У кого-то попа намертво присасывалась к судну. С большим трудом, с помощью нянечки, с чмоканьем отклеивали, на пухлых телесах отпечатывался нежно-розовый эллипс – смешно! Пока сестры нет на посту, лихо проскачем в туалет, держа на весу штатив с капельницей – смешно! Палец покажи – смешно! То и дело заглядывали сестрички: «Прекратите, швы разойдутся!»
В любом замкнутом коллективе негласно появляется лидер. В нашей палате таковою была Тоня. Выше всех нас на голову, статная, вся какая-то уверенная, строгая, чистая. Это о ней: посмотрит – рублём одарит. В семейной жизни тоже всё ясно и просто: дети, любящий муж.
После операции, когда не отрываешь голову от подушки, у всех волосы неизменно сваливаются, скатываются и превращаются в жалкие волосёнки. У одной Тони они совершенно невероятным образом оставались чистыми, тяжёлыми и блестящими.

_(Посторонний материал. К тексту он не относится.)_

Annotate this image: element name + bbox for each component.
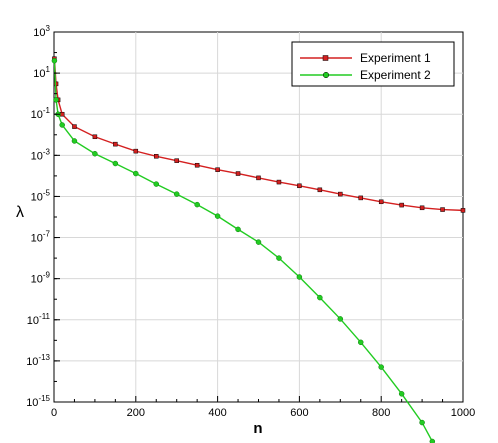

А кожа – как молоко! А женственная могучая фигура даже на глаз тяжёлая и плотная – не болтающиеся недоразвитые ручки-ножки-огуречик – а нечто цельное, будто выточенное, изваянное из молочно-белого мрамора. Просто отсекли лишнее – получилась Тоня.
Каждое утро перед утренним обходом – а хирурги как на подбор были молодые и интересные, – мы бледными лапками выцарапывали из тумбочек косметички и мазюкались. Одна Тоня не нуждалась в женских штучках. Возлежала на подушках, как на троне, снисходительно посмеивалась над нашими мелкими суетливыми ухищрениями.
– Тонь, наверно, все мужики – твои!
Она не спеша, гордо поворачивала красивую голову на красивой шее, размыкала яркие губы. Признавалась просто, без тени хвастовства:
– По рынку нельзя пройти, девочки. Приезжие, бесстыдники, шары таращат, липнут, кричат по-своему, фрукты бесплатно в сумку сыплют. Тьфу!